Acordei mais disposta e durante o café da manhã questionaram o que fui fazer na casa dos Baker. Driblei a pergunta com uma desculpa esfarrapada. Eles entenderam como “efeito colateral de ser adolescente” e me deixaram em paz.

Em minha cidade o clima é confuso. Os dias mais comuns são de intenso calor pela manhã e rigorosa chuva à noite; quando as nuvens decidem chegar mais cedo, as primeiras gotas caem e rapidamente preenchem a tarde com a atmosfera úmida de pré-tempestade. No meio do mês passado, uma tenebrosa chuva alagou a minha escola, que fora construída num vale.
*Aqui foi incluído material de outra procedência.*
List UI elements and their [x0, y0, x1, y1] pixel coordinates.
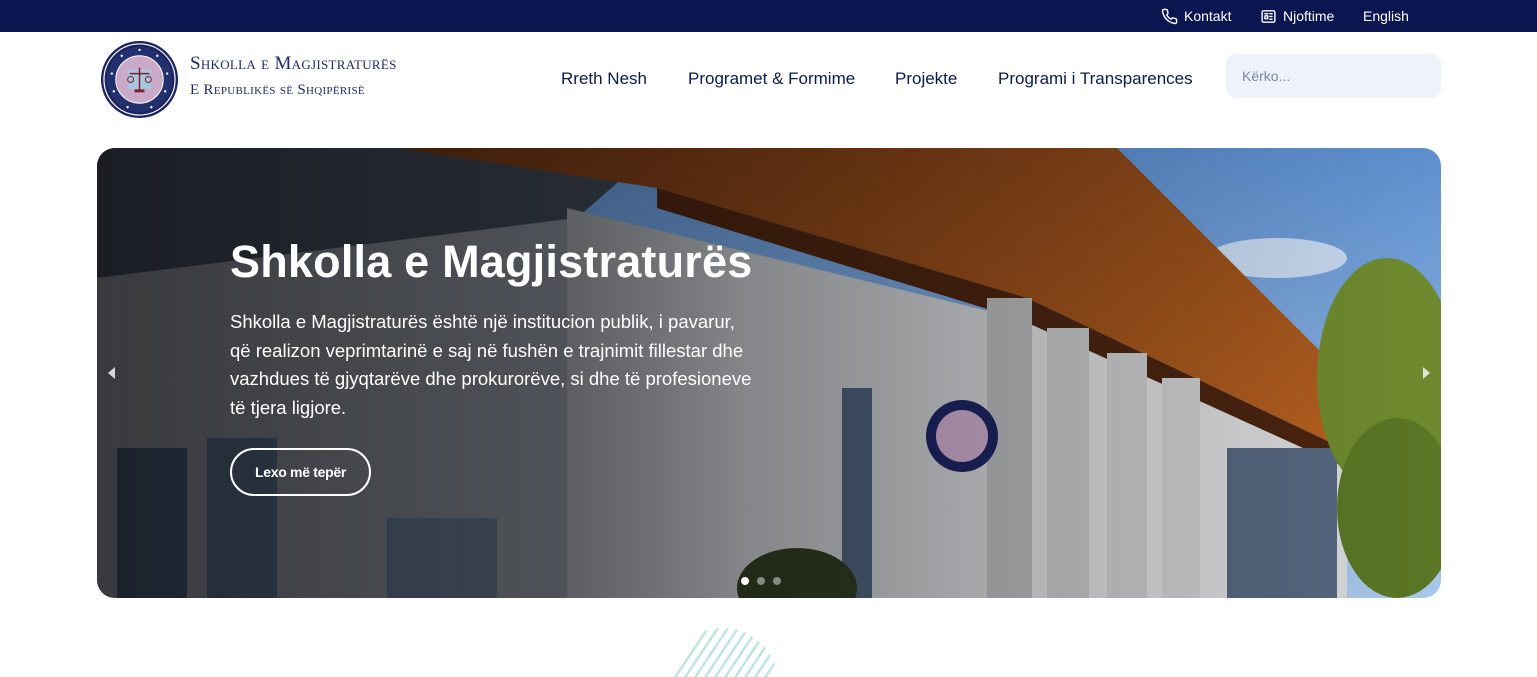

Assim, o Colégio determinou recesso de um mês para limpeza e reestruturação – podem pensar que é pouco tempo para tal, mas o lugar, já acostumado com os comuns acidentes naturais, sabia lidar muito bem com eles.

Os últimos dias de recesso não acabavam nunca. Há quatro dias que afirmei o meu amor e declarei guerra à teimosia de Isac. Desde então não paro de procurar no celular alguma nova mensagem de Zack, ou até mesmo uma chamada perdida. Porém, nada. Não juntava coragem para bater à sua porta, outra vez. Isto significava que eu só poderia vê-lo quando as aulas recomeçassem. A espera era agonizante. O que me tirava do transe eram os eventos em família inventados pelos meus pais – uma surpresa cada dia – e as visitas da minha melhor amiga.
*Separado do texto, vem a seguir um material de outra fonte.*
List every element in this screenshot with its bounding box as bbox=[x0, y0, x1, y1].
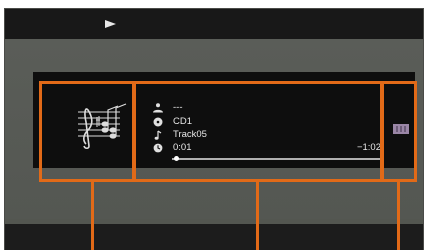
callout-leader-artwork bbox=[91, 182, 94, 250]
status-bar bbox=[5, 9, 423, 39]
play-icon bbox=[105, 20, 116, 28]
callout-leader-track-info bbox=[256, 182, 259, 250]
callout-leader-side-panel bbox=[397, 182, 400, 250]
device-screen: --- CD1 Track05 0:01 −1:02 bbox=[0, 0, 434, 250]
bottom-bar bbox=[5, 224, 423, 250]
callout-track-info bbox=[132, 81, 384, 182]
callout-side-panel bbox=[380, 81, 417, 182]
callout-artwork bbox=[39, 81, 136, 182]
Entretanto, Lince logo cansou de aturar-me, visto que quatro de cada seis palavras que eu mencionava era sobre Zack e o nosso problema. Ela pareceu ter arranjado os próprios problemas amorosos. Percebi isto, porque, minha amiga não parava de olhar para o seu próprio celular e resmungar algo para si. Não quis falar deles comigo.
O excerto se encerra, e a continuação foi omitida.